Sabian Xs20 Splash 10"
The vast majority of semi-pro drummers want quality at an affordable price. Producing a good cymbal is not just about expensive alloys, it's about the hours spent on tempering, hammering, lathing and so on - it's a labour intensive process. Hence Sabian spent 10 years figuring out how to make B20 cymbals with minimal labour. They eventually came up with the Xs20s, and now the Xs20s have undergone new lathing to make them even more desirable.
The difference with these Xs20s is largely cosmetic. Sabian has applied AA style lathing, "the traditional, wide-blade cut", as a result of customer pressure. The lathing results in greater manufacturing consistency, but the sound remains unaltered. So what is that sound?
Well, the series is divided into Rock and Medium types. There are two rides - a 20" Medium and a Rock version, plus an 18" crash-ride. The Medium ride is a sweet sounding cymbal, fairly soft and smooth, with a thick stick response.
The bell is small but sings out brightly when shouldered with the stick. The Rock ride is noticeably heavier, resulting in a much higher pitch and harder sound. It's a one-dimensional, a remorseless 'ting' with not much body or aftertone to cushion it. The bell is rounder and bigger, though not particularly louder than the Medium ride bell.
The 18" crash-ride is much more subtle. There's a band running around the middle of the main ride area which divides the thicker central zone from the crashy edge (which you can still ride on for a lighter, sizzling effect). The main ride area has a slightly washy, jazzy feel and a tight bell.
The crash sound has just the smallest exotic trashy whiff about it. It won't replace your main ride, but it's definitely a characterful add-on which will add variation to your grooves.
Home to roost
The crashes divide into Rock and Medium-Thin, in 18", 16" and 14" sizes, and there are two splashes. The Medium Thin crashes are attractive, quite silkily dark, with no lip curlingly nasty over- or aftertones. There's a fast initial response, but then the sound doesn't develop and open out as much as you'd like before it decays.

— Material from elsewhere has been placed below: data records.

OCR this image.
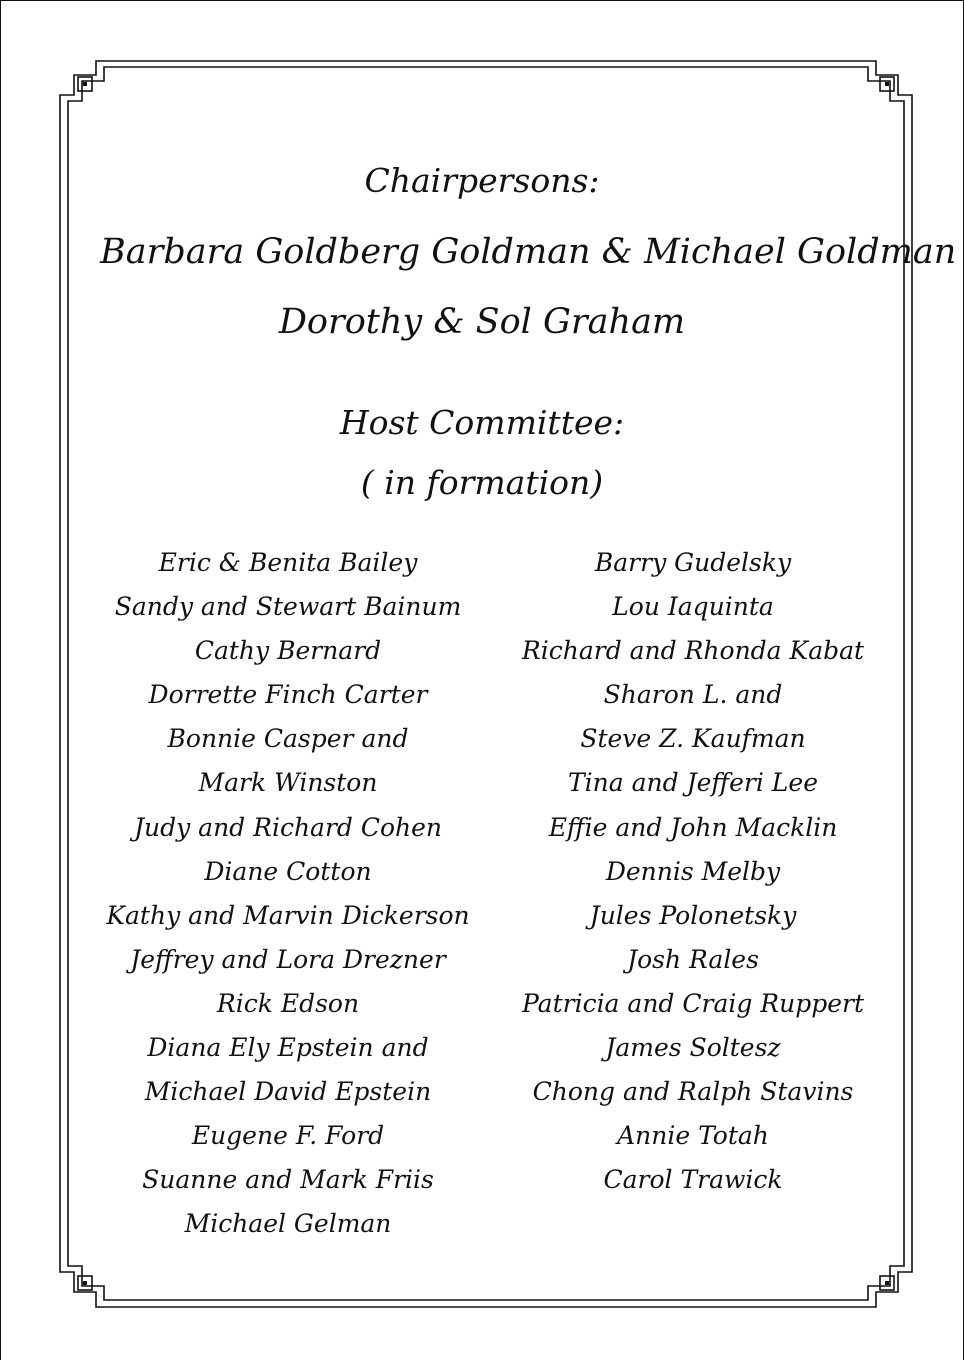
Chairpersons:
Barbara Goldberg Goldman & Michael Goldman
Dorothy & Sol Graham
Host Committee:
( in formation)
Eric & Benita Bailey
Sandy and Stewart Bainum
Cathy Bernard
Dorrette Finch Carter
Bonnie Casper and
Mark Winston
Judy and Richard Cohen
Diane Cotton
Kathy and Marvin Dickerson
Jeffrey and Lora Drezner
Rick Edson
Diana Ely Epstein and
Michael David Epstein
Eugene F. Ford
Suanne and Mark Friis
Michael Gelman
Barry Gudelsky
Lou Iaquinta
Richard and Rhonda Kabat
Sharon L. and
Steve Z. Kaufman
Tina and Jefferi Lee
Effie and John Macklin
Dennis Melby
Jules Polonetsky
Josh Rales
Patricia and Craig Ruppert
James Soltesz
Chong and Ralph Stavins
Annie Totah
Carol Trawick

This is where the economies in hammering, etc, come home to roost. In the case of the 14" crash and 12" splash this is fine - they make quick interjections in the music and are gone. But by the time you get down to the thin 10" splash the lack of body makes for a rather small 'tish'.
As with the rides, the Rock versions (18"/16") are heavier and correspondingly less responsive. While a top line heavy crash sustains through the sheer mass of metal, these seem hidebound by the extra thickness and the decay is shorter even than the Medium Thins.
The initial crash response is again clean and musical, especially with the 18", but, once again, quickly recedes, leaving you thinking, 'Where did it go?'.
There are 13" and 14" hi-hats, both of which we really liked. They are slick and thankfully bereft of unpleasant overtones when played tight or wide open. In fact they're classy all-rounders which should slip nicely into most styles. The 13"s are just that bit faster and tighter.
Finally, there's a mediumweight 18" Chinese. The fact that the medium Xs20s are not harsh is for me, a plus, when it comes to the Chinese. It is not as brash as other Chinas and has a relatively mellow crash sound with a modicum of trash. So if you're looking for a raucous, barking Chinese, this is not the one.
On the road
Of course the real test is when you take the Xs20s on a gig - which is what we did - two gigs in fact. In a nutshell we found we could live with the mediums but not the rock versions. We tried the Rock ride and 16" Rock crash first. Sitting behind them there's no sizzle factor, no range, just a 'dink', especially from the ride.
The bleak response of the Rock ride coupled with its high pitch made it stick out uncomfortably. Perhaps it works for metal drummers, but for anything else, we can't see it. When switching to the 20" Medium ride, 18" crash ride and 18" Medium thin crash, things improved no end. At last, some subtlety and versatility. The 14" hats were excellent, not the most colourful, but effective, deep and refined.
You get the Sabian logo and B20 alloy at an affordable price.
Generally lacking fullness and decays rather quickly.
While cheaper cymbals have nasty overtones and more expensive ones have character and breadth, the Xs20s are somewhere in between. If you're moving up from Sabian's B8-Pros you'll be in heaven, but the Xs20s still lack the scope and penetration of Sabian's top pro lines. Which, at the price, is just what you'd expect.